It’s that time of year again, when people the world over optimistically vow to eat less, exercise more, and finally get in shape. You can help them out by setting your own New Year’s resolution: to get in the online training game.
Being an online personal trainer is great. You can help more clients, dramatically boost your income, and cut down on hours, leaving time for that “work-life balance” thing you keep hearing about.
You can train people from your neighborhood and from halfway around the world. Best of all: You don’t have to worry about time constraints or gym protocols and simply focus on what’s best for the client.
You can do this one of two ways:
- Keep your in-person training gig and supplement with a small number of online clients (say, 10 to 20).
- Step back from training in person and take on a large number of online clients—100 or more. (Yes, that many.) At a monthly rate of $100 per client, you could rake in $10,000-plus each month.

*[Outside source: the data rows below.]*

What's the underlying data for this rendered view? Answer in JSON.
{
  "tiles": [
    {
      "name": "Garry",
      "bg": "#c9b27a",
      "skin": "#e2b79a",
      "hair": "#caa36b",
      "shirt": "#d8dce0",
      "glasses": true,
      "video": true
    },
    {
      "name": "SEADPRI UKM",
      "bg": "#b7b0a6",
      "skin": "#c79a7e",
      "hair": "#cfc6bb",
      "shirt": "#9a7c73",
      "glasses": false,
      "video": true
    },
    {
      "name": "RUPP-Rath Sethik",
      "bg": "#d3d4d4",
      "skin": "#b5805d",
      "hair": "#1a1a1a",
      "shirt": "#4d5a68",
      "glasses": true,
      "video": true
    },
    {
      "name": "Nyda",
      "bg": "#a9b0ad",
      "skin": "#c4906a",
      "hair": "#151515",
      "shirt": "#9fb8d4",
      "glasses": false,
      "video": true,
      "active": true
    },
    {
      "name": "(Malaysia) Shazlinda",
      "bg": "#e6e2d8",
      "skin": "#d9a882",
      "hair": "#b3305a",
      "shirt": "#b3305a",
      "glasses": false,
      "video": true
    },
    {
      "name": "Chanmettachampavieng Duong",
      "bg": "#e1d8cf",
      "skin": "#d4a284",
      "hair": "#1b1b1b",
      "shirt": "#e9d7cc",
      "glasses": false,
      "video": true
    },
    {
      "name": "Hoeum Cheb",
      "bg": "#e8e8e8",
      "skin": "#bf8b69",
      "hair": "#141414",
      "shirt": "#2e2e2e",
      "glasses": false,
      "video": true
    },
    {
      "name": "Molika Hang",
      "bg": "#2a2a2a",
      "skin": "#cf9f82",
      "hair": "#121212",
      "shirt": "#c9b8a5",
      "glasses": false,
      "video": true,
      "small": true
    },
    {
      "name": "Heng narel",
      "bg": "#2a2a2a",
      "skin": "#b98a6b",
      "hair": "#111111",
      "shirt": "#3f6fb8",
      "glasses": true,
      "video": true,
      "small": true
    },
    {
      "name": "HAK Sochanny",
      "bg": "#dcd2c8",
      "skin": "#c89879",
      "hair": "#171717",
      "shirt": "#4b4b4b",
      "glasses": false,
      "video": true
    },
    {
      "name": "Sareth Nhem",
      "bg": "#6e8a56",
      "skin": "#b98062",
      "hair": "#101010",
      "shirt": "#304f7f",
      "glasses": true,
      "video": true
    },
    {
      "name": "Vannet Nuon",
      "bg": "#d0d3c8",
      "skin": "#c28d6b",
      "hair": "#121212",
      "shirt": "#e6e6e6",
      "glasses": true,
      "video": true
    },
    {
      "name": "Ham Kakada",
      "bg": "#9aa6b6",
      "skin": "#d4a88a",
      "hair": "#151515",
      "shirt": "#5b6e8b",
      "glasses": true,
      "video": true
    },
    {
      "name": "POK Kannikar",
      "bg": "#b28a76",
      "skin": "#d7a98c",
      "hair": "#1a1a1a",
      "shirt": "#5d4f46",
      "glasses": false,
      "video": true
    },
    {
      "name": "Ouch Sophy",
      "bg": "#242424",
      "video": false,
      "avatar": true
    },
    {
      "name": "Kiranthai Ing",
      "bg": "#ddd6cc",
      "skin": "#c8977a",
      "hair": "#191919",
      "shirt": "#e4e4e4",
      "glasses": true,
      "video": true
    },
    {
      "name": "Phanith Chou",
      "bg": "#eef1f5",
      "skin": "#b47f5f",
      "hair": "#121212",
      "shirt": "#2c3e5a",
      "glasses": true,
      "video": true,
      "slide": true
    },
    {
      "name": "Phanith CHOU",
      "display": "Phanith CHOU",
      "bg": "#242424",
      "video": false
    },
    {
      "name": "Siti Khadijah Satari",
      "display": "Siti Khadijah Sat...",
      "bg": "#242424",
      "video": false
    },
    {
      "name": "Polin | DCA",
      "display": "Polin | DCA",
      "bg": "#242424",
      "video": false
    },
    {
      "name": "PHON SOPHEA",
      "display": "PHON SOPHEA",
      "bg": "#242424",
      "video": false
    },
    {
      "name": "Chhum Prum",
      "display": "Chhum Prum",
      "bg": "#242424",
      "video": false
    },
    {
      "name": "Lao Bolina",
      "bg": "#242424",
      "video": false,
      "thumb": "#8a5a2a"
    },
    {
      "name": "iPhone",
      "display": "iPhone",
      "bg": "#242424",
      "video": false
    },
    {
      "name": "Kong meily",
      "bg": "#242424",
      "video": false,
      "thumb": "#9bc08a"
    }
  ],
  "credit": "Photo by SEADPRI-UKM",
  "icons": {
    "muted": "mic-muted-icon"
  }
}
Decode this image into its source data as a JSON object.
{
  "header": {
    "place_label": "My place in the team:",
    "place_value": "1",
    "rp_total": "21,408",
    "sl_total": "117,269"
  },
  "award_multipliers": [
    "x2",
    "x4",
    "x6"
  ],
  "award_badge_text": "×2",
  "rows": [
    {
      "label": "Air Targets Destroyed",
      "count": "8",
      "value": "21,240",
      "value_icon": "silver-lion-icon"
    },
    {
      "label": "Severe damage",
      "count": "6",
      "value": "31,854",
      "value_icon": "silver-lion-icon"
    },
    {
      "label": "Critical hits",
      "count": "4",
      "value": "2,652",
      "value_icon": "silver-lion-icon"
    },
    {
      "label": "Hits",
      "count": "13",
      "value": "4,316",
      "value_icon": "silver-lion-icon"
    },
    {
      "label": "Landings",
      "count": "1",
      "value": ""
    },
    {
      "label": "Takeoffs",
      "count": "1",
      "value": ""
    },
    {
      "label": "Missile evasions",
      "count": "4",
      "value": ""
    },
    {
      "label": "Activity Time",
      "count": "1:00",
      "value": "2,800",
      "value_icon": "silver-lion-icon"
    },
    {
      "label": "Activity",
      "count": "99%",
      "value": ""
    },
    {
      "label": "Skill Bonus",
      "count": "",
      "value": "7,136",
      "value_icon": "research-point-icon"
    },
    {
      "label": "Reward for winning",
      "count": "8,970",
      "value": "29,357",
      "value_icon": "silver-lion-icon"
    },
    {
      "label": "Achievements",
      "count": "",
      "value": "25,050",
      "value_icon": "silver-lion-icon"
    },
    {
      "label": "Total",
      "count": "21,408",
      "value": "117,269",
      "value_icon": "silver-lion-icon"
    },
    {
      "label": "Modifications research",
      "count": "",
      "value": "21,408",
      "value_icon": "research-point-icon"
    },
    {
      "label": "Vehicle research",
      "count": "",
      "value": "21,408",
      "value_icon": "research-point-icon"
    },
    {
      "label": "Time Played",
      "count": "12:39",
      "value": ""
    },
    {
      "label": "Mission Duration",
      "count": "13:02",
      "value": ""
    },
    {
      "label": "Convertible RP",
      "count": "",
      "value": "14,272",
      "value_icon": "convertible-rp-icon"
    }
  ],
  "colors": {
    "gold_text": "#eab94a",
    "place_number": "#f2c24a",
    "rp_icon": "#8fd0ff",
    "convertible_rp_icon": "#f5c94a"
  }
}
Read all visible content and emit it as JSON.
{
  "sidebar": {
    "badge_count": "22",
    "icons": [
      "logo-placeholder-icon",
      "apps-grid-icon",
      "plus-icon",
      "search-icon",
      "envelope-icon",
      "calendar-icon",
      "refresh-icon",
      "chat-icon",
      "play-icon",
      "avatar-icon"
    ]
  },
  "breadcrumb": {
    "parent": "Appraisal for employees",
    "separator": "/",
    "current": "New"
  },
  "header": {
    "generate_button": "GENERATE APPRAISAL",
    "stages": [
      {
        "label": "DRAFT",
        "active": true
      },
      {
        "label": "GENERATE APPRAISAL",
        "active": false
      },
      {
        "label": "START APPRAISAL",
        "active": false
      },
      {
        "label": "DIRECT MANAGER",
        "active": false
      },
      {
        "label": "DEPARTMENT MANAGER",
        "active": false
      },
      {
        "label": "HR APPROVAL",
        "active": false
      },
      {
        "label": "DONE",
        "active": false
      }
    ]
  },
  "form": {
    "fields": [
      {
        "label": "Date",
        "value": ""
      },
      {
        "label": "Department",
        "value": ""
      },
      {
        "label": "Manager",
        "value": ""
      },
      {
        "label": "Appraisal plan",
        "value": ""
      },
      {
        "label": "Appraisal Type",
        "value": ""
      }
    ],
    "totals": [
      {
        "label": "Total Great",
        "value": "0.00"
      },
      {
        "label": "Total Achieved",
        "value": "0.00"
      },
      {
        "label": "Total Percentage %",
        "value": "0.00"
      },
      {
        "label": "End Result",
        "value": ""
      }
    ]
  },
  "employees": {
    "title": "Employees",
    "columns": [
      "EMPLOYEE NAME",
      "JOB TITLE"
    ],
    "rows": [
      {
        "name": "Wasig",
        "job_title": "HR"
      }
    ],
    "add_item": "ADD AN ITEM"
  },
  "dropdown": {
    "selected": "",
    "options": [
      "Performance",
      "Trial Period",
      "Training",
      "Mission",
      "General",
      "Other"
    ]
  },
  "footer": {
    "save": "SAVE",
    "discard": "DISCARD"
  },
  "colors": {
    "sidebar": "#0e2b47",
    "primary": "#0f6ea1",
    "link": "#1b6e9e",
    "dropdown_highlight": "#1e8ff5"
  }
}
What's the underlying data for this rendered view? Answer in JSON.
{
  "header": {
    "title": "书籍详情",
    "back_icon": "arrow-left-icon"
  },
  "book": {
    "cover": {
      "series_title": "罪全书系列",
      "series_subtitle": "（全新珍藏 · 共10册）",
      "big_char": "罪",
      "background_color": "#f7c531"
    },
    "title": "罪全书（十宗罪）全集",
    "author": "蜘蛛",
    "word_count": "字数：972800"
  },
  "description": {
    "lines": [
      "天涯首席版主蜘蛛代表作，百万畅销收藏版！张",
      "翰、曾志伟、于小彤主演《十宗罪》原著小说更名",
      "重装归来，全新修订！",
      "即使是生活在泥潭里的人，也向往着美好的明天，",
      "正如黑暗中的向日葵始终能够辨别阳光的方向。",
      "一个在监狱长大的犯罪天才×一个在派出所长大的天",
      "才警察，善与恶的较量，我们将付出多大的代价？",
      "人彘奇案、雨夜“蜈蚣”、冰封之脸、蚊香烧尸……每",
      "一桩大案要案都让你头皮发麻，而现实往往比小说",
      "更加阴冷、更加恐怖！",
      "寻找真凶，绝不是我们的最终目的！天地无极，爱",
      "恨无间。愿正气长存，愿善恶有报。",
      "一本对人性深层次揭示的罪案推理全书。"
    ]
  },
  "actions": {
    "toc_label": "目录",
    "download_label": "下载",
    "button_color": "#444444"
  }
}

I know 100 sounds like a lot, but it’s totally doable. Follow the steps below (and advice from the Online Trainer Academy) and you should end up working with more people in less time, while making more money, and helping your clients achieve their New Year’s resolutions along with your own. It’s going to be a good year all around.
1. Decide on client type
The key to scaling up is templated workouts, which means you need clients with similar goals and needs. Cap it at three types—the more similar, the better. For example, 25- to 40-year-old males looking for muscle; 30- to 50-year-old men and women seeking fat loss; and middle-aged men making the transition from heavy lifting to more sustainable, joint-friendly workouts. Or you could seek 18- to 30-year-old females with “bikini body” goals; 25- to 40-year-old postpartum women; and 30- to 50-year-old women with tight schedules who just want to fight back against time and gravity. Pick any groups you want; their payments all process the same.
2. Write three to four program phases for each type
You can make custom tweaks for individual clients later. (For example, a client with shoulder pain might do an incline neutral-grip dumbbell press instead of a bench press, but still do the same sets and reps at the same tempo.) But each client in the same category will receive a similar template.
3. Ask rapport-building questions on your online application form
Favorite movie, comic, whatever—anything you can use to bond with the client (important for customer loyalty). As I always say, people buy trainers, not training. Establishing rapport is just as important as any marketing. And don’t forget to ask why they want to train with you in the first place; this forces them to clarify what they like about you, and may provide valuable intel on what it is that attracts people to you. And whatever that thing is—keep doing it.